Ms. Raitt said she has been in close contact with her counterparts in the United States working on medium-term and long-term solutions to the shortage.

She rejected the suggestion of several nuclear physicians that Ottawa has let the world down by not acting sooner to head off the crisis.

"Last year, Canada produced 60 per cent of the world's isotopes, and one thing operators understand is that sometimes, when your technology or when your unit is as old as it is, 52 years, this stuff is going to happen. ... It certainly has crystallized, though, the fragility of medical isotope supplies in the world.
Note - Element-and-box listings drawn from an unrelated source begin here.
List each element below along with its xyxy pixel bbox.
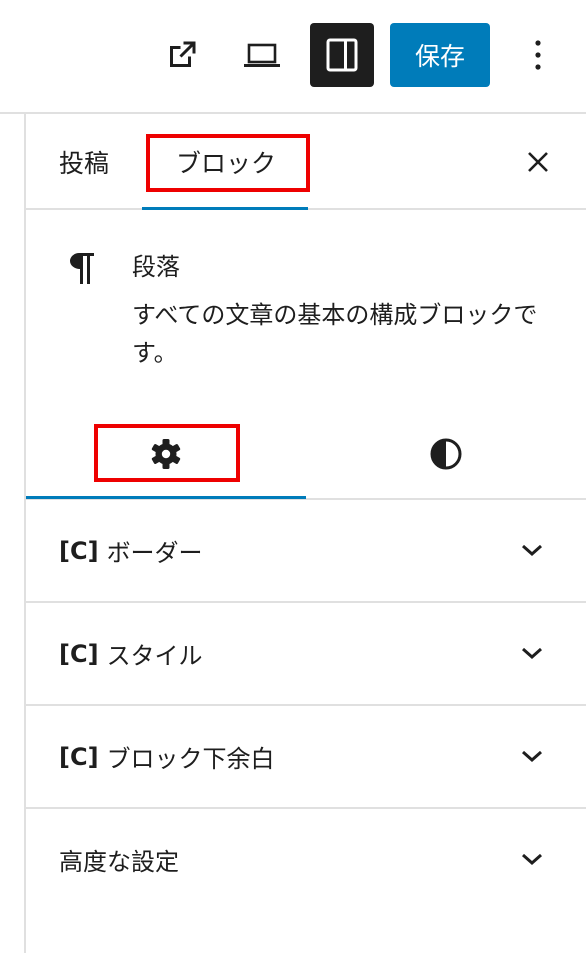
settings-toggle-button[interactable]	[310, 23, 374, 87]
chevron-down-icon	[522, 750, 542, 763]
block-description: すべての文章の基本の構成ブロックです。	[132, 301, 538, 367]
chevron-down-icon	[522, 853, 542, 866]
contrast-icon	[430, 438, 462, 470]
panel-tag: [C]	[59, 742, 99, 771]
save-button-label: 保存	[414, 42, 465, 71]
tab-block[interactable]: ブロック	[176, 114, 276, 210]
editor-toolbar: 保存	[0, 0, 586, 114]
panel-tag: [C]	[59, 536, 99, 565]
panel-title: スタイル	[106, 642, 203, 670]
panel-style-label: [C] スタイル	[59, 603, 203, 704]
sidebar-panel-icon	[326, 38, 358, 72]
tab-block-styles[interactable]	[306, 410, 586, 498]
more-options-button[interactable]	[506, 23, 570, 87]
block-inspector-tabs	[26, 410, 586, 500]
vertical-ellipsis-icon	[535, 40, 541, 70]
tab-block-label: ブロック	[176, 149, 277, 178]
tab-block-settings[interactable]	[26, 410, 306, 498]
sidebar-tabs: 投稿 ブロック	[26, 114, 586, 210]
tab-post[interactable]: 投稿	[59, 114, 109, 210]
panel-style[interactable]: [C] スタイル	[26, 603, 586, 706]
gear-icon	[151, 439, 181, 469]
panel-advanced-label: 高度な設定	[59, 809, 179, 910]
preview-button[interactable]	[230, 23, 294, 87]
settings-sidebar: 投稿 ブロック 段落 すべての文章の基本の構成ブロックです。 [C] ボーダー …	[26, 114, 586, 953]
panel-title: 高度な設定	[59, 848, 179, 876]
close-icon	[528, 152, 548, 172]
laptop-preview-icon	[244, 43, 280, 67]
panel-advanced[interactable]: 高度な設定	[26, 809, 586, 912]
panel-block-margin-label: [C] ブロック下余白	[59, 706, 275, 807]
paragraph-icon	[70, 253, 94, 284]
view-post-button[interactable]	[150, 23, 214, 87]
chevron-down-icon	[522, 647, 542, 660]
save-button[interactable]: 保存	[390, 23, 490, 87]
panel-border-label: [C] ボーダー	[59, 500, 203, 601]
panel-tag: [C]	[59, 639, 99, 668]
block-card: 段落 すべての文章の基本の構成ブロックです。	[26, 210, 586, 400]
panel-block-margin[interactable]: [C] ブロック下余白	[26, 706, 586, 809]
panel-title: ボーダー	[106, 539, 203, 567]
close-sidebar-button[interactable]	[516, 140, 560, 184]
chevron-down-icon	[522, 544, 542, 557]
active-subtab-indicator	[26, 496, 306, 499]
tab-post-label: 投稿	[59, 149, 110, 178]
panel-border[interactable]: [C] ボーダー	[26, 500, 586, 603]
panel-title: ブロック下余白	[106, 745, 275, 773]
external-link-icon	[170, 41, 196, 67]
block-title: 段落	[132, 253, 180, 281]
And we're working together on that."

The U.S. government is expected to decide in the next week on an alternate supply of isotopes, possibly from U.S. reactors.

The White House's Office for Science and Technology Policy is "close to making some decisions about how to deal with the issue in the short term," said spokesman Rick Weiss. "There's a longer process ahead to deal with the long-term solution, which essentially, at its core, has to involve increasing domestic production so this doesn't become an issue in the future."

Such a move could render Canada's isotope industry redundant: The United States is a major importer of Canadian-made isotopes, and uses 10 times more of the radioactive material than Canada does.

A reactor at Missouri University can irradiate but not process isotopes. It is submitting a proposal to build its own processing facilities.